Exceptions include basal cell carcinoma of the skin, squamous cell carcinoma of the
skin, or in situ cervical cancer that has undergone potentially curative therapy.
- Has known active central nervous system (CNS) metastases and/or carcinomatous
meningitis. Subjects with previously treated brain metastases may participate provided
they are stable (without evidence of progression by imaging for at least four weeks
prior to the first dose of trial treatment and any neurologic symptoms have returned
to baseline), have no evidence of new or enlarging brain metastases, and are not using
steroids for at least 7 days prior to trial treatment.
- Has an active autoimmune disease requiring systemic treatment within the past 3 months
or a documented history of clinically severe autoimmune disease, or a syndrome that
requires systemic steroids or immunosuppressive agents. Subjects with vitiligo or
resolved childhood asthma/atopy would be an exception to this rule. Subjects that
require intermittent use of bronchodilators or local steroid injections would not be
excluded from the study. Subjects with hypothyroidism stable on hormone replacement or
Sjorgen's syndrome will not be excluded from the study.

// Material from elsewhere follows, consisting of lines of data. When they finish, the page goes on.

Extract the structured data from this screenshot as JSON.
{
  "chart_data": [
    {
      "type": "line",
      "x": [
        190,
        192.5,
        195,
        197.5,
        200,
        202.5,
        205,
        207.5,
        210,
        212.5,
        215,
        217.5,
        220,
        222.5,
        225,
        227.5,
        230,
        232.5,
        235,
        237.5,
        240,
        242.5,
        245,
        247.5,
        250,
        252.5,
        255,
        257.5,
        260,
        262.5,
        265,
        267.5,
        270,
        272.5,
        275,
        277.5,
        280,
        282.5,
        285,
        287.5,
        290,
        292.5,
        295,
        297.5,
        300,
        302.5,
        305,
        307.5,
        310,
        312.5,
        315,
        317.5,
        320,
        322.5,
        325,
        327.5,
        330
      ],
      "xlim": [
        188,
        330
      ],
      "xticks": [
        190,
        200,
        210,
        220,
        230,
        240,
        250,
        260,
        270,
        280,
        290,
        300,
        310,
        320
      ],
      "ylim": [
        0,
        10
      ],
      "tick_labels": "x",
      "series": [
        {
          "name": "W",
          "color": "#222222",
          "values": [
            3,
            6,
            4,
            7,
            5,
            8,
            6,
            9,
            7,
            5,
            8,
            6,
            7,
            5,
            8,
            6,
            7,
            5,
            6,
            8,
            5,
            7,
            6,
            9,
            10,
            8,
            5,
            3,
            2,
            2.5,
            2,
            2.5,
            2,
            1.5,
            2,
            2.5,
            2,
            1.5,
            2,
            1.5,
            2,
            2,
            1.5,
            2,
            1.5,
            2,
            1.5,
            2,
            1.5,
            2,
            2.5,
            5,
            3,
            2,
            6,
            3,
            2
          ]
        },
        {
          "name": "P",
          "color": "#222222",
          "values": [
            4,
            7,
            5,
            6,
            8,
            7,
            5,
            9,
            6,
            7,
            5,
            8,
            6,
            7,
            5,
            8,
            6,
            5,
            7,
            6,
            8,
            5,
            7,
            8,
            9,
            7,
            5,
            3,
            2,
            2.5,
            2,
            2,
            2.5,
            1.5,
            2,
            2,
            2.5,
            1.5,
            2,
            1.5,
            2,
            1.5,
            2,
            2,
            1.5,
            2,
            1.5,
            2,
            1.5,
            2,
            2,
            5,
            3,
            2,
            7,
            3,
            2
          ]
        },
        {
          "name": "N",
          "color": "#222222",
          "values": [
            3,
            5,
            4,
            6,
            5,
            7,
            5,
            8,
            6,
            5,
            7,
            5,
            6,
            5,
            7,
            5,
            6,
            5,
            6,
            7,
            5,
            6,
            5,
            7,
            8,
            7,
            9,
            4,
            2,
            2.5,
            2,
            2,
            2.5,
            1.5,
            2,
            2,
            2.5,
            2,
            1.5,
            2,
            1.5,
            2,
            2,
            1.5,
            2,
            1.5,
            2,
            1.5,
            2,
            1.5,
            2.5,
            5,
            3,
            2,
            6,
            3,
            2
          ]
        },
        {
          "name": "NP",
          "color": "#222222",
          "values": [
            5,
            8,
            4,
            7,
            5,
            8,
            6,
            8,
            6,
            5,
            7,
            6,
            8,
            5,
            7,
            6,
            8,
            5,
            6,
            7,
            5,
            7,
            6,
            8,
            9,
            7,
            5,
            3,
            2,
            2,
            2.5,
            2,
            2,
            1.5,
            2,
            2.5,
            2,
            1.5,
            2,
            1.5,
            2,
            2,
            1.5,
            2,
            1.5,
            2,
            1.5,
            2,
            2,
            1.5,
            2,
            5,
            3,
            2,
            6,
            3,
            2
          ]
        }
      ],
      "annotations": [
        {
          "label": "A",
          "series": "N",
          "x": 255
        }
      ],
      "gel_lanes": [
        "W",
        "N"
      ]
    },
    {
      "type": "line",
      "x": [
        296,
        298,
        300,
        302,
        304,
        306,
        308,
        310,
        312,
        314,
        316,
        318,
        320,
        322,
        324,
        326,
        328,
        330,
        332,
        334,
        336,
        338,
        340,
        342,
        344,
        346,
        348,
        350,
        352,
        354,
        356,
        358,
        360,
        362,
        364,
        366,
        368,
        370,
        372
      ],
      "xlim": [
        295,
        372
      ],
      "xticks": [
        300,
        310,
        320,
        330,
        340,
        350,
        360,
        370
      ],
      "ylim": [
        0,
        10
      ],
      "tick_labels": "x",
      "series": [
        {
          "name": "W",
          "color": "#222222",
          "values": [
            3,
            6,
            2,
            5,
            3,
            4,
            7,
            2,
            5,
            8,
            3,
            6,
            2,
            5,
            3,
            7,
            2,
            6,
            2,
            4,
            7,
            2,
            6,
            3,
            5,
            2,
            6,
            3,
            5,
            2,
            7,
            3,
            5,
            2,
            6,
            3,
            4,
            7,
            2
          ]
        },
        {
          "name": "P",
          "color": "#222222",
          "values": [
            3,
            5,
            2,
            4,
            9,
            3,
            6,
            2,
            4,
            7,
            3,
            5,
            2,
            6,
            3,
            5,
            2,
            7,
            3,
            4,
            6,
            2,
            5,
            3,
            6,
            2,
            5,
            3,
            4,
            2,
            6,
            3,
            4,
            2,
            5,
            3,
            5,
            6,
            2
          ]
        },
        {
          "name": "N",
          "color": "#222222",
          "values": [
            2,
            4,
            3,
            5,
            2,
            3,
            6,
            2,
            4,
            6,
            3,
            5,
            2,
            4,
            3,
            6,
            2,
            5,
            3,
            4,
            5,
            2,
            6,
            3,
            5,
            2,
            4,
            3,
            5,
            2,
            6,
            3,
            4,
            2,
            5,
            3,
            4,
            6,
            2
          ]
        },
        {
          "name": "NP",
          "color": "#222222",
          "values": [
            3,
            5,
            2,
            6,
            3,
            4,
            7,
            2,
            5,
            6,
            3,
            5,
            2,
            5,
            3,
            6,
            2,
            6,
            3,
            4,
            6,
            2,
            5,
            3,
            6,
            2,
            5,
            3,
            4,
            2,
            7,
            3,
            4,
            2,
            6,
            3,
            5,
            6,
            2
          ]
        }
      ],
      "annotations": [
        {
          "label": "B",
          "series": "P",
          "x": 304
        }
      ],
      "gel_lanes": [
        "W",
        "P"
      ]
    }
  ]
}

- Has evidence of interstitial lung disease or active, non-infectious pneumonitis.
- Has an active infection requiring systemic therapy.
- Has a history or current evidence of any condition, therapy, or laboratory abnormality
that might confound the results of the trial, interfere with the subject's
participation for the full duration of the trial, or is not in the best interest of
the subject to participate, in the opinion of the treating investigator.
- Has known psychiatric or substance abuse disorders that would interfere with
cooperation with the requirements of the trial.
- Is pregnant or breastfeeding, or expecting to conceive or father children within the
projected duration of the trial, starting with the pre-screening or screening visit
through 120 days after the last dose of trial treatment.
- Has received prior therapy with an anti-PD-1, anti-PD-L1, anti-PD-L2, anti-CD137, or
anti-Cytotoxic T-lymphocyte-associated antigen-4 (CTLA-4) antibody (including
ipilimumab or any other antibody or drug specifically targeting T-cell co-stimulation
or checkpoint pathways).
- Has a known history of Human Immunodeficiency Virus (HIV) (HIV 1/2 antibodies).
- Has known active Hepatitis B (e.g., HBsAg reactive) or Hepatitis C (e.g., HCV RNA
[qualitative] is detected).
- Has received a live vaccine within 30 days prior to the first dose of trial treatment.